Smith Waterman

class py_stringmatching.similarity_measure.smith_waterman.SmithWaterman(gap_cost=1.0, sim_func=identity_function)[source]

Computes Smith-Waterman measure.

The Smith-Waterman algorithm performs local sequence alignment; that is, for determining similar regions between two strings. Instead of looking at the total sequence, the Smith–Waterman algorithm compares segments of all possible lengths and optimizes the similarity measure. See the string matching chapter in the DI book (Principles of Data Integration).

Parameters:
  • gap_cost (float) – Cost of gap (defaults to 1.0).
  • sim_func (function) – Similarity function to give a score for the correspondence between the characters (defaults to an identity function, which returns 1 if the two characters are the same and 0 otherwise).
gap_cost

An attribute to store the gap cost.

Type:float
sim_func

An attribute to store the similarity function.

Type:function
get_gap_cost()[source]

Get gap cost.

Returns:Gap cost (float).
get_raw_score(string1, string2)[source]

Computes the raw Smith-Waterman score between two strings.
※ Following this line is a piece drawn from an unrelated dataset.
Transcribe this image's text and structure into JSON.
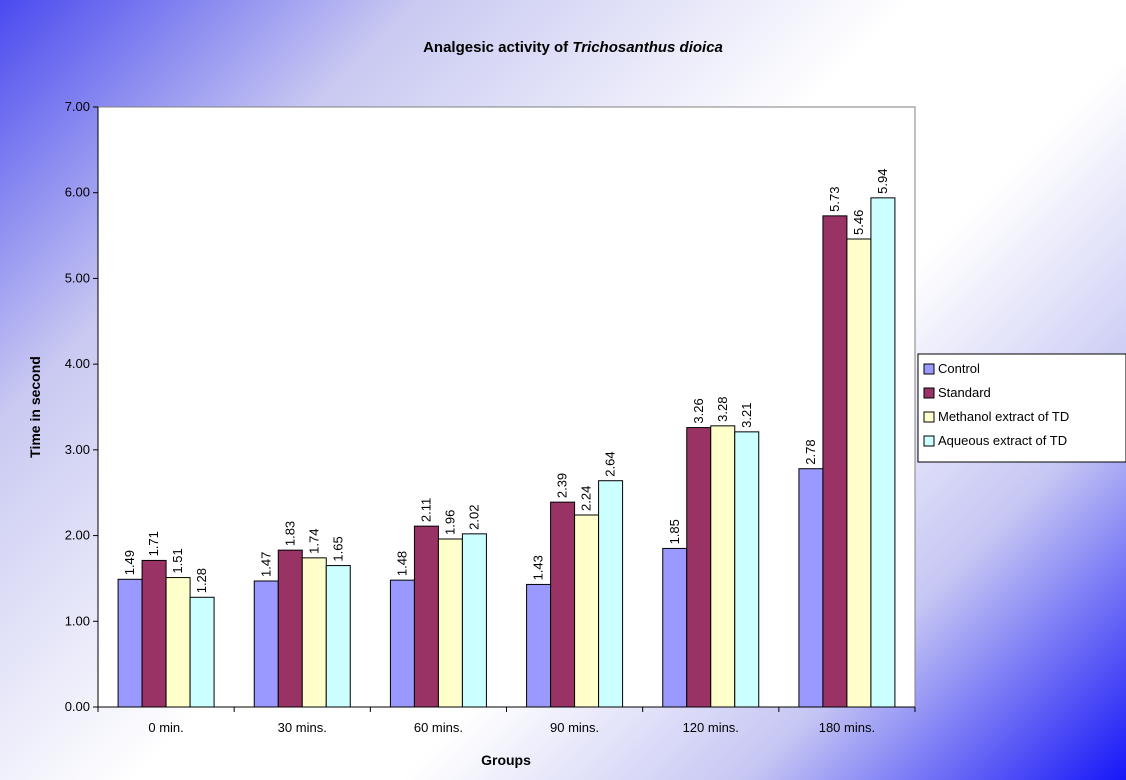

Parameters:string1,string2 (str) – Input strings.
Returns:Smith-Waterman similarity score (float).
Raises:TypeError – If the inputs are not strings or if one of the inputs is None.

Examples

>>> sw = SmithWaterman()
>>> sw.get_raw_score('cat', 'hat')
2.0
>>> sw = SmithWaterman(gap_cost=2.2)
>>> sw.get_raw_score('dva', 'deeve')
1.0
>>> sw = SmithWaterman(gap_cost=1, sim_func=lambda s1, s2 : (2 if s1 == s2 else -1))
>>> sw.get_raw_score('dva', 'deeve')
2.0
>>> sw = SmithWaterman(gap_cost=1.4, sim_func=lambda s1, s2 : (1.5 if s1 == s2 else 0.5))
>>> sw.get_raw_score('GCATAGCU', 'GATTACA')
6.5
get_sim_func()[source]

Get similarity function.

Returns:Similarity function (function).
set_gap_cost(gap_cost)[source]

Set gap cost.

Parameters:gap_cost (float) – Cost of gap.
set_sim_func(sim_func)[source]

Set similarity function.

Parameters:sim_func (function) – Similarity function to give a score for the correspondence between the characters.